Мать от него отказалась. Отец его ненавидел и изводил. Другие рабы тоже его ненавидели. Хозяин (любой), увидев его, считал своим долгом его пнуть или как-нибудь над ним поиздеваться. В детстве он был мальчиком для битья (в буквальном смысле) и в годы юности вступил уже сильно покалеченным. И пошло, и пошло... я не в силах все это перечислить и описать - но, в общем, страшную казнь за преступление, которого не совершал, он встретил почти с облегчением.
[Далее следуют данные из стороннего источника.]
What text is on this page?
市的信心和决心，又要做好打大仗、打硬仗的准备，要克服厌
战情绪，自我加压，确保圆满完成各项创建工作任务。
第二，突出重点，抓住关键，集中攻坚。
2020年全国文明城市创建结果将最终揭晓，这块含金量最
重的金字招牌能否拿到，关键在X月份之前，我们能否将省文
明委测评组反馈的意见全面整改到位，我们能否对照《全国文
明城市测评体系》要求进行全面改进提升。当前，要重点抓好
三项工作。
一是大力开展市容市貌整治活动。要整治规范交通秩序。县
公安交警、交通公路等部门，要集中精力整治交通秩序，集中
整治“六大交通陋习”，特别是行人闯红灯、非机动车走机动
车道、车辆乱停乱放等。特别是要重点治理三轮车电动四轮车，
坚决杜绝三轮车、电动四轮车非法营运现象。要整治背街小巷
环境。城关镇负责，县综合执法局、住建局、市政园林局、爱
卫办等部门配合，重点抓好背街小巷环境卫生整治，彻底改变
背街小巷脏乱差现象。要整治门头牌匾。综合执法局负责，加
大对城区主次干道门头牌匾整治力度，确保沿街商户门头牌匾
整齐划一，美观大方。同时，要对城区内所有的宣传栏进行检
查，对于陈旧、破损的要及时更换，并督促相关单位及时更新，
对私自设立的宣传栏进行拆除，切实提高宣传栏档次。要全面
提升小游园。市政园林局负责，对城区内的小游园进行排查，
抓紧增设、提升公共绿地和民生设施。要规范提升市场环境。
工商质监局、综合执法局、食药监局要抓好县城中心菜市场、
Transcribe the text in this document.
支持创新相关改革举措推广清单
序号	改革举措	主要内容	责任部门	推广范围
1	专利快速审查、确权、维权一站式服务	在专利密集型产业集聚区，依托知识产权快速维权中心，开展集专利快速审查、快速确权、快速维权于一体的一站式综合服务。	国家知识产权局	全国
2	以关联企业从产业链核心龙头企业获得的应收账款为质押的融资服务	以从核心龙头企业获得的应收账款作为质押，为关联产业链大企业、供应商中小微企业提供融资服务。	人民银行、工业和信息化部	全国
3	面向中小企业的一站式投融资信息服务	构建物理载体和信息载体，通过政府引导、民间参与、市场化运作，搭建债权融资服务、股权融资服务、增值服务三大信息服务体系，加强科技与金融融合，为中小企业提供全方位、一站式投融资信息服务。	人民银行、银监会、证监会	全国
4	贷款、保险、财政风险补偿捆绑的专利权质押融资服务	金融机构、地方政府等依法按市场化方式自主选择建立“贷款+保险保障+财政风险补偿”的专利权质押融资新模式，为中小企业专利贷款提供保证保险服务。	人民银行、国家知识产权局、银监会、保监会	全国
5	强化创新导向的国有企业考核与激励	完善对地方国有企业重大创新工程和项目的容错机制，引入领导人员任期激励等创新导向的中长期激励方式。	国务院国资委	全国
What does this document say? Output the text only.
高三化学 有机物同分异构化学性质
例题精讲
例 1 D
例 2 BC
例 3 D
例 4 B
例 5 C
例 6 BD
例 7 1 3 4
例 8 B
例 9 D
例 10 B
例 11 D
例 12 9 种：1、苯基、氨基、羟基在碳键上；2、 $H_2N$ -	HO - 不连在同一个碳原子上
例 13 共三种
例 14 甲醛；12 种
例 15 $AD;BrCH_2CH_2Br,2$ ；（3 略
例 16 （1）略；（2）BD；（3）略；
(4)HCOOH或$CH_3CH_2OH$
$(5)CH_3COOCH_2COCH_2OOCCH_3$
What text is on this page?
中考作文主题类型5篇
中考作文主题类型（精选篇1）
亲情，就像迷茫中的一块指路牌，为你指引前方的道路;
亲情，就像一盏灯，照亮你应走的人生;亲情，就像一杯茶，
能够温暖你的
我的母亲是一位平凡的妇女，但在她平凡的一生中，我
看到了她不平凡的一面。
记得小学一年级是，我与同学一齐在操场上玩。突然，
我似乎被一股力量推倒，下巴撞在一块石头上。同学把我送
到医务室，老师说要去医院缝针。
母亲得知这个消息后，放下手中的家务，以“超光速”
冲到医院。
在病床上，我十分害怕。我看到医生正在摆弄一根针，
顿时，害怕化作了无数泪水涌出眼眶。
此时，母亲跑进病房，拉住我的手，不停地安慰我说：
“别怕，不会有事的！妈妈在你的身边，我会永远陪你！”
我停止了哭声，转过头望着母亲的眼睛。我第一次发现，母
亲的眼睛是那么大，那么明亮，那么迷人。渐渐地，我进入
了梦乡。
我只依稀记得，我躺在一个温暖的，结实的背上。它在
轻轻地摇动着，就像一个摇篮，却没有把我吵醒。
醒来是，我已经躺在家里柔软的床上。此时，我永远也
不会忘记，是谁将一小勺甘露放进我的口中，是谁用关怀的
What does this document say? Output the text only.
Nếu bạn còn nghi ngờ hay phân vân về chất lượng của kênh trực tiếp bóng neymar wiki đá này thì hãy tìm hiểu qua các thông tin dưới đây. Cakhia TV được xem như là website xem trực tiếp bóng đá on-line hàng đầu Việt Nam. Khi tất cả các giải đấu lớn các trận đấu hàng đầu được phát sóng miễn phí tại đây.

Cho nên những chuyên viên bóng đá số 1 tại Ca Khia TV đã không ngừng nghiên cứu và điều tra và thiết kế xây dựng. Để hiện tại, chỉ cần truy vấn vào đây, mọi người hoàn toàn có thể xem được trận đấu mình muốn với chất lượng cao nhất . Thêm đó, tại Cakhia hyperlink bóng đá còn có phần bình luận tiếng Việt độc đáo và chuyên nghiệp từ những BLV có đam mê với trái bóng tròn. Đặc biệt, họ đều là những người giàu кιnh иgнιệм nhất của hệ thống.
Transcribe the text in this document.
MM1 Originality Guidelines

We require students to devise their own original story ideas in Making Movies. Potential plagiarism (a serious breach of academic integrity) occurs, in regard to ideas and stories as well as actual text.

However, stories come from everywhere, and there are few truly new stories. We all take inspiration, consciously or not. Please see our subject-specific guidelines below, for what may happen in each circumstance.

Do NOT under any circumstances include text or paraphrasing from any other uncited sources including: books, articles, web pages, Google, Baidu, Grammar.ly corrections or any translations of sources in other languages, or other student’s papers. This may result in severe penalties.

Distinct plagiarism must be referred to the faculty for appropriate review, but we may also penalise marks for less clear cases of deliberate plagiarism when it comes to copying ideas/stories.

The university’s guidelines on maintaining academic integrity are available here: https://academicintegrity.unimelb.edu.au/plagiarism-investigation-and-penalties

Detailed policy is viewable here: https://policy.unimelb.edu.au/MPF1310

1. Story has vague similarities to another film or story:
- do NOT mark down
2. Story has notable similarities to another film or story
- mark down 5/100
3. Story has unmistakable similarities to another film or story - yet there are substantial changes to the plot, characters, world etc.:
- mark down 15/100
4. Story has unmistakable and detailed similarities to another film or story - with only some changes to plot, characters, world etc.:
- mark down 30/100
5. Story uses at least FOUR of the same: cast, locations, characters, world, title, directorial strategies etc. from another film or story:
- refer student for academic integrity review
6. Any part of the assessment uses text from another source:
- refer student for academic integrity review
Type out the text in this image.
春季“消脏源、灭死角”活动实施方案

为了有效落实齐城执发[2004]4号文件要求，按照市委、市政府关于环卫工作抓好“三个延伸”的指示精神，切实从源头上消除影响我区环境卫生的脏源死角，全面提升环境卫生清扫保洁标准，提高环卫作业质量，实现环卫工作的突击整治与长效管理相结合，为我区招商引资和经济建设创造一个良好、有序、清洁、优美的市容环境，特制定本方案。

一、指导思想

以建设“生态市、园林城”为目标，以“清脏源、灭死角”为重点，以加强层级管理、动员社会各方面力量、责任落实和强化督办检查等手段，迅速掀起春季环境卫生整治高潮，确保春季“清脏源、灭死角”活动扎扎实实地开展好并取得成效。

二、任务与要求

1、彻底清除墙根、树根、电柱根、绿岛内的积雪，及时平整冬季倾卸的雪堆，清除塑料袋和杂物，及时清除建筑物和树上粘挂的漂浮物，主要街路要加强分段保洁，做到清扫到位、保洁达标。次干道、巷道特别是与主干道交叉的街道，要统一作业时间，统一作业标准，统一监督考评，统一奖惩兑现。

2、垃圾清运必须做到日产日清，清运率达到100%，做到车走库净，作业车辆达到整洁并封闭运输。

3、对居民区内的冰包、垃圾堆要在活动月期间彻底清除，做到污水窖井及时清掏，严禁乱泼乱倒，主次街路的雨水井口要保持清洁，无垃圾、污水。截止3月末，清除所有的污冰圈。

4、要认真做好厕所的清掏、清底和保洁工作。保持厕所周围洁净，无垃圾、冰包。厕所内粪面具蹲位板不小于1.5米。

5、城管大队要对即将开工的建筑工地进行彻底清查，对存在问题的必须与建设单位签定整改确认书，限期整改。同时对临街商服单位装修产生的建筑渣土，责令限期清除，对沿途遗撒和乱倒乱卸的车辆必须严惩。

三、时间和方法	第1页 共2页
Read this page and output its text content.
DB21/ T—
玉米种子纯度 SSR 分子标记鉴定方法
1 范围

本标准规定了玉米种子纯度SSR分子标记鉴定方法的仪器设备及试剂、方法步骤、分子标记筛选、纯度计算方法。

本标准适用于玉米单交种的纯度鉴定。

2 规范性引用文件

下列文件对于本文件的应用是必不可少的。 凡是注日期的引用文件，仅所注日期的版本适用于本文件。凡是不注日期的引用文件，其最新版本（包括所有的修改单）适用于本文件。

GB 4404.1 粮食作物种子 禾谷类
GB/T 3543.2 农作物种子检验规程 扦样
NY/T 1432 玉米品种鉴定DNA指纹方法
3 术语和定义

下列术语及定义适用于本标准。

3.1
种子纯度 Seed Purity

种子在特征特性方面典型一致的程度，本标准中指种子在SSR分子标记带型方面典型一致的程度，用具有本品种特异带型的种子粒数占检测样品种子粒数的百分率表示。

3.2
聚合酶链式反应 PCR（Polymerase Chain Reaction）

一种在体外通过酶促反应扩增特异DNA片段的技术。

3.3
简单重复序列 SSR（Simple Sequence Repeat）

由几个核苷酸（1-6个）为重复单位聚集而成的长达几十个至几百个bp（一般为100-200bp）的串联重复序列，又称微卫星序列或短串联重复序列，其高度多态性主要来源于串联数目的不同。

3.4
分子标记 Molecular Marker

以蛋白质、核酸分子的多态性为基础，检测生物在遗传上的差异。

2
Но это было только начало. Когда он стал вампиром - думаете, что-нибудь изменилось? Нет, конечно, после смерти он сделался крут и мог теперь навалять любому, кто решит его побить или помучить. Что и стало единственным утешением в его сером, безрадостном посмертии. Ибо тяжелая жизнь наградила его такими комплексами, он так безысходно страдал от своих прошлых травм и таким волком смотрел на всех окружающих, что прочие вампиры (тоже каждый со своими травмами, но как-то в большей степени сохранившие душевное равновесие) посмотрели на него и сказали: "Да ну его нахер, псих какой-то". И стали держаться от него подальше. Что, разумеется, усугубило.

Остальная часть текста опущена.